Saturday, 6 October 2007
October Horror - All The Colors Of The Dark
Italian films from the 60s and 70s present a problem for me...Many of them were made without any recording of sound during the filming - dialog was synched during post-production. This makes for some odd pairings of facial expression and vocal inflection which can sometimes pull you right out of a movie.
And yet, many of my favourite movies come from this period. Fellini, Leone and Argento all worked this way (at least for most of their films) and created stunning visual works of art with interesting methods of story telling. Whether they simply had greater focus on the visuals because they had no concern for the audio is hard to say, but you can forgive the lip-synching after awhile (or even totally forget it's occurring).
It gets somewhat trickier in the non-masterpiece realms, but I think I'm starting to come around to just accepting it and getting on with the positives to be found in these films. Take for example Sergio Martino's 1972 horror film "All The Colors Of The Dark" (yes, I'm dropping my Canadian 'u' from the proper spelling of 'colour' since that's how most people spell the film title).
After beginning with a quiet static shot of a tree and a sunset, we cut to a freaked out dreamscape with a grotesque elderly woman, an expectant mother, blood, etc. So it's a bit of an unsettling beginning which is magnified by the obvious dubbing of not only voices but ambient sounds as well. So the lack of sound synching actually helps somewhat in achieving the desired effect in the viewer. That may not necessarily have been the intent - just call it rationalization on my part.
Just as you're trying to find your bearings we meet the owner of this dream - Jane, played by the lovely Edwige Fenech.
It's only recently that I became aware of Edwige Fenech.
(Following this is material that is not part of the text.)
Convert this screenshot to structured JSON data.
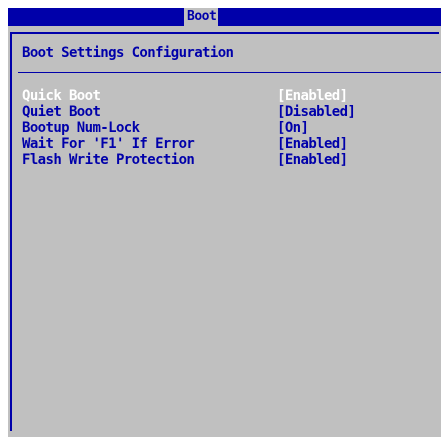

Cinebeats had an excellent profile of her and discussed her popularity as well as her return to the horror genre with a role in "Hostel 2". She's not just gorgeous, but she brings some subtlety to films that don't usually (at least from what I've seen) pay a great deal of attention to that.
Her character Jane is having terrible nightmares which is starting to affect her relationship with her boyfriend. Her mother was murdered when she was young and she has recently lost her unborn child in a car accident. She has been suffering recurring images of a man with piercing blue eyes attacking her, so her boyfriend suggests vitamins while her sister gets her to go to a psychiatrist. Neither help a great deal...
As things get worse, she takes the advice of a new neighbour and attends a "meeting" with some of her "friends". It turns out to be a Black Mass ceremony - but Jane is so desperate she gives in to the leader and his congregation (in what turns into somewhat of a zombie gang bang). Strangely enough, this kind of therapy doesn't exactly cure her...In fact, she begins to see the man with the blue eyes outside her dreams.
The devil worshipping scenes are actually quite creepy and kinda disturbing. It certainly adds to a vague surreal feeling in the movie and you just can't seem to trust anything Jane sees or does anymore. And that's really the most effective thing about the film - you never fully know what may be happening or what just occurred, but from Jane's point of view you can understand why she is freaking out.
Initially I felt the ending just kinda happened at a random moment. Character speaks a line, film ends...But upon reflecting back on it a bit, that last spoken line seems to feel like the specific character in question has come through the entire set of events and out the other side - now with the ability to let others give help and allow them to see the vulnerabilities. It's actually a perfect way to end the disorienting ride.